Et c’est ainsi que de semaine en semaine, je vivais dans la pensée que j’allais pouvoir vous faire signe de venir passer quelques jours à Paris.

Je crois pouvoir aujourd’hui vous donner une quasi certitude, car mon locataire a enfin reçu tous les papiers nécessaires pour partir et j’escompte bien que dans le courant de la semaine, il ne sera plus là.

Il faudrait donc que vous puissiez vous glisser entre le moment où l’appartement sera disponible et celui où il devra fonctionner pour les bureaux de « Démosthène », car je dois opérer très vite cette transition. En effet, cet appartement est convoité par des voisins ainsi que par des sinistrés et j’ai la menace très sérieuse, pour ces derniers, d’une réquisition. Je sais déjà qu’un policier est venu pour enquêter. Vous voyez que j’ai bien des tribulations en perspective.

Alors pour me résumer, voulez-vous, je vous prie, me répondre sur le champ par un petit mot pour me dire si vous seriez disposée à venir et, si la chose s’y prête comme je le souhaite tant, je vous enverrai un mandat télégraphique dès que la possibilité s’offrira de pouvoir exécuter ce projet.

En ce qui concerne « Démosthène », dont l’idée est accueillie par tous les gens à qui elle est soumise avec enthousiasme, la seule chose qui a arrêté jusqu’ici la réalisation, c’est l’inertie du Ministère de l’Information qui depuis longtemps a gardé tous les dossiers de presse pour entraver la naissance des publications nouvelles.

J’ai fait maintes démarches pour secouer un peu les Services qui entravent ainsi volontairement la procédure administrative pour obtenir l’autorisation de paraitre. Je viens enfin d’obtenir que M. Bayet, président de la Commission Consultative de la Presse, réclame à l’Information mon dossier pour qu’il soit examiné et son appui m’est acquis pour une solution favorable. Nous vivons à une époque où toutes les choses sont bien compliquées. Autrefois, on pouvait faire paraitre librement ce qu’on voulait, mais maintenant il faut faire des pieds et des mains pour obtenir quoi que ce soit.

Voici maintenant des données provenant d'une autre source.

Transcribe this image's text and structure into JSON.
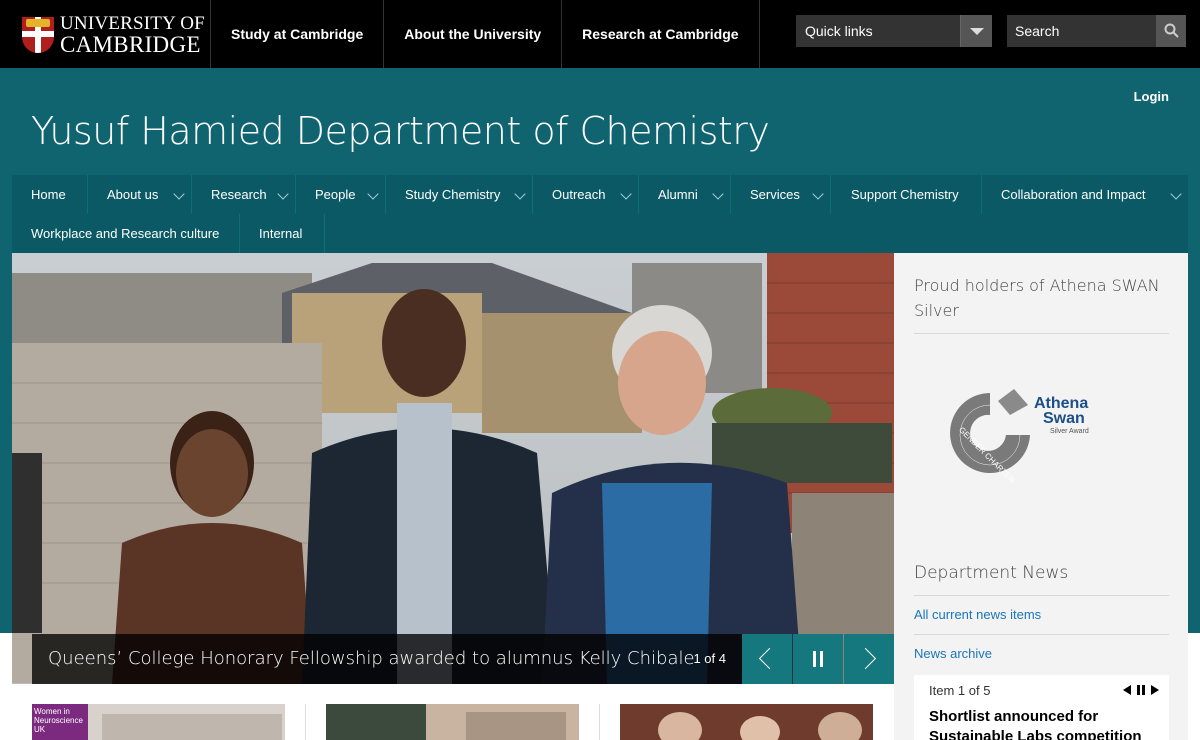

Je vous écrirai bientôt, chère Suzanne, pour reprendre certains points de vos précédentes lettres que je ne veux pas laisser sans réponse.

J’irai voir la Symphonie Pastorale dont vous parlez si chaleureusement. Mlle M. B., mon ex-fiancée, m’a précisément écrit ces jours-ci pour me donner le même conseil que vous. Vos gouts se rencontrent sur ce point.

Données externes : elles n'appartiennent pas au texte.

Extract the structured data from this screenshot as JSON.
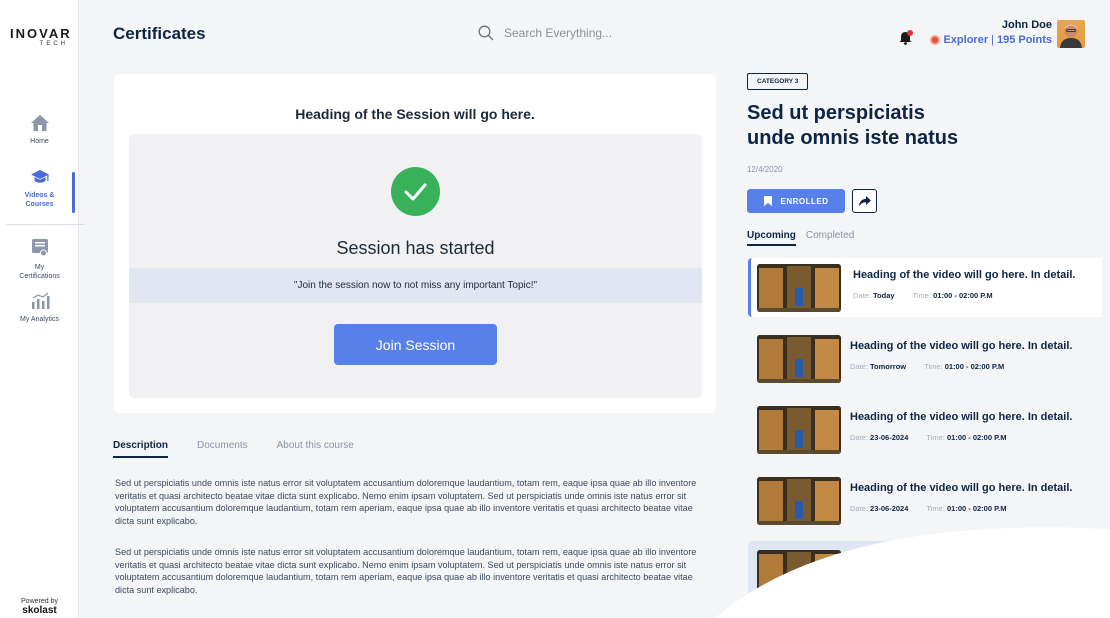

Oui, nous avons un temps un peu triste, comme il est naturel en cette saison. Où sont les beaux jours de Nice de cet été, que je n’oublie pas. Mais enfin il ne fait pas froid, ce qui est bien agréable.

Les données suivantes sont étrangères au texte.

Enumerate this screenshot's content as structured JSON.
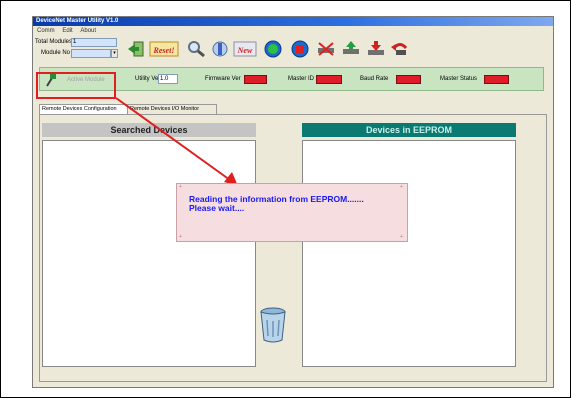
{
  "window": {
    "title": "DeviceNet Master Utility V1.0"
  },
  "menu": [
    "Comm",
    "Edit",
    "About"
  ],
  "top_fields": {
    "total_modules_label": "Total Modules",
    "total_modules_value": "1",
    "module_no_label": "Module No",
    "module_no_value": "",
    "dropdown_arrow": "▾"
  },
  "toolbar": {
    "icons": [
      "exit-icon",
      "reset-icon",
      "search-icon",
      "scan-icon",
      "new-icon",
      "play-icon",
      "stop-icon",
      "remove-icon",
      "add-icon",
      "download-icon",
      "undo-icon"
    ],
    "reset_label": "Reset!",
    "new_label": "New"
  },
  "status": {
    "active_module_label": "Active Module",
    "utility_ver_label": "Utility Ver",
    "utility_ver_value": "1.0",
    "firmware_ver_label": "Firmware Ver",
    "master_id_label": "Master ID",
    "baud_rate_label": "Baud Rate",
    "master_status_label": "Master Status",
    "status_color": "#e01c2a"
  },
  "tabs": [
    "Remote Devices Configuration",
    "Remote Devices I/O Monitor"
  ],
  "lists": {
    "searched_title": "Searched Devices",
    "eeprom_title": "Devices in EEPROM",
    "searched_color": "#c4c4c4",
    "eeprom_color": "#0b7a72"
  },
  "popup": {
    "line1": "Reading the information from EEPROM.......",
    "line2": "Please wait...."
  },
  "annotation": {
    "highlight_color": "#e02020"
  }
}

Mon beau-père a changé de vie. Il n’habite plus à Gourdon mais chez des cousins du Lot, qui ne sont d’ailleurs pas ceux de Souillac. Il y sera beaucoup mieux que dans la pension de famille où il était précédemment.

Mon pauvre ami Jordan est mort il y a un mois. Vous devinez sans doute comment, encore que vous n’ayez pas voulu que je vous conte « la nuit infernale » passée chez moi il y a quelques temps.

Pardonnez-moi encore de vous avoir causé du souci et croyez, ma chère petite Suzanne, à mon plus affectueux souvenir.

Henry

Les commentaires sont fermés.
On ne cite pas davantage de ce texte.